The outlook for oil production is positive, so is the price environment, but, investors in Premier are eagerly awaiting news of a refinancing.
Premier Oil offshore platform
Premier guides for 75,000 boepd of production this year

Premier Oil PLC (LON:PMO) shares gained in Thursday’s early deals following a positive update which confirmed record production volumes.

The group - which has producing assets in Asia and the North Sea - told investors that output amounted to 71,400 barrels of oil equivalent per day through 2016, which is a 24% improvement on the preceding year.

Looking to the current year, Premier guides for 75,000 boepd but that excludes the anticipated contribution from the Catcher field which is due online later this year.

Premier told investors that ‘all substantial commercial terms’ have now been agreed for a pivotal debt refinancing, but, the new arrangement is not yet done.  It revealed that the long form term sheet for the new debt is at an advanced stage, and it expects to publish the full details shortly.

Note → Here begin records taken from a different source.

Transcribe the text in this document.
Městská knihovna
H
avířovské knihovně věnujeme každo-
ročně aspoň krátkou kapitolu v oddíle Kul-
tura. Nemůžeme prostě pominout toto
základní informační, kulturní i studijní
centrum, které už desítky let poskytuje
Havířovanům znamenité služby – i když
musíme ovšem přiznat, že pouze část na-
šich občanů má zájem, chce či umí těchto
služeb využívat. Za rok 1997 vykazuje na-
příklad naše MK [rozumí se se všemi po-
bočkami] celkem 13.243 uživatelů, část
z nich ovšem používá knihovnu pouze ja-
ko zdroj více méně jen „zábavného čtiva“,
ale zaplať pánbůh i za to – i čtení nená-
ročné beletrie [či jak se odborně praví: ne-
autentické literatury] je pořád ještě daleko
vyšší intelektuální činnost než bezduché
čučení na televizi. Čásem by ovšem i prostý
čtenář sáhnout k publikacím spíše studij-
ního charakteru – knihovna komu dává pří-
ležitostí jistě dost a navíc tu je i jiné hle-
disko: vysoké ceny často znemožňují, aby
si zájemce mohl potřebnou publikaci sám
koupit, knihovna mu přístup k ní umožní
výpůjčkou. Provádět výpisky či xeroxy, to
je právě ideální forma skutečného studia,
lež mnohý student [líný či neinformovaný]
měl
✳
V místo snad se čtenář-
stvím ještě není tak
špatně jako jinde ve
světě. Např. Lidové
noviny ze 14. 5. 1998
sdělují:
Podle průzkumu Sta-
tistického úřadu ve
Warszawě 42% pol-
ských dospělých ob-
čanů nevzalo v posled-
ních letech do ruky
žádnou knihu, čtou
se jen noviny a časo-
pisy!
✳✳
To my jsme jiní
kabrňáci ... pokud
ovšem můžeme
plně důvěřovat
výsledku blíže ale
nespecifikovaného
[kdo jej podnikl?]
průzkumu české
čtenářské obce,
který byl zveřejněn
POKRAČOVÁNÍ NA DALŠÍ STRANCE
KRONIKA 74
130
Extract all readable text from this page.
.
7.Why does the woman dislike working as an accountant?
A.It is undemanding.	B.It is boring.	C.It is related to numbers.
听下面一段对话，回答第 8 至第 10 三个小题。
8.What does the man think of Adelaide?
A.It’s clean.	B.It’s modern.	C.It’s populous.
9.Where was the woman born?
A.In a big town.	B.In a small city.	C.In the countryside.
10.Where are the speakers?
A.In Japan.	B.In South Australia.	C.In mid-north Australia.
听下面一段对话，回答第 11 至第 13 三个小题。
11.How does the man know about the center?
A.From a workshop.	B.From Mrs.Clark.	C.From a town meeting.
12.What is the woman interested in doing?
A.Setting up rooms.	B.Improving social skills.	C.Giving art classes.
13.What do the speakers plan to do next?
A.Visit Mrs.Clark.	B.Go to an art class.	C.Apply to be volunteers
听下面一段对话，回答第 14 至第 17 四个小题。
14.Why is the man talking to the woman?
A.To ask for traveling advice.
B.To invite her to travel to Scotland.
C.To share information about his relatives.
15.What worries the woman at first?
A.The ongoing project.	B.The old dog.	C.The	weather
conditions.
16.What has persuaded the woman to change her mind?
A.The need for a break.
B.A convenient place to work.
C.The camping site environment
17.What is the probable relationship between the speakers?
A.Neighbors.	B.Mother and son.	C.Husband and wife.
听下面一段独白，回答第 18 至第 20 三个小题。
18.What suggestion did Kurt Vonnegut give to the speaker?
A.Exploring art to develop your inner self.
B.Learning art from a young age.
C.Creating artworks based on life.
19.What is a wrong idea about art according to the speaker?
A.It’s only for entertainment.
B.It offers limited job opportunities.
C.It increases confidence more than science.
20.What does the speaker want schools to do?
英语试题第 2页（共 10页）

At the end of December it owed US$2.8bn, representing a narrowing in the fourth quarter as previous forecast by the company.

“Our debt refinancing is nearing completion which, together with the improving commodity price environment, will enable us both to accelerate debt reduction and to progress future growth projects,” said Tony Durrant, Premier Oil chief executive.

In terms of financial metrics, the company said operating expenses amounted to US$15.7 per barrel in 2016, and it highlighted that capital spending was below guidance (at US$690mln for the year, versus a budget of US$730mln).

Premier confirmed that it expects to shortly announce the approval of the development concept for the Tolmount project, which will provide the group with its next phase of production growth.

Separately, Premier highlighted that it had upped its stake in the large Zama exploration prospect in the Gulf of Mexico, where a well is due to spud in the second quarter.

Reference to the Falklands – where Premier has interests in the Sea Lion project and other new discoveries – remained somewhat low-key as the company emphasised that it is continues work to secure a financing solution that would allow it to move towards project sanction.

Some 800mln barrels of resources have thus far been unearthed in the waters around the South Atlantic islands, but, Premier is seeking an additional development partner before it gives the green light for development (it presently owns 60% of the Sea Lion alongside AIM quoted Rockhopper Exploration, which has 40%).

Caren Crowley, analyst at Davy, in a note said: “There is a lot of good news in Premier Oil’s trading update.

“It includes record production, further cost savings at Catcher and contained net debt.

“Refinancing negotiations continue but are not yet complete.

“We think the good news is already in the share price with the stock up 24% year-to-date versus a 7% increase in the UK E&P sector index and a 3% decline in Brent oil.”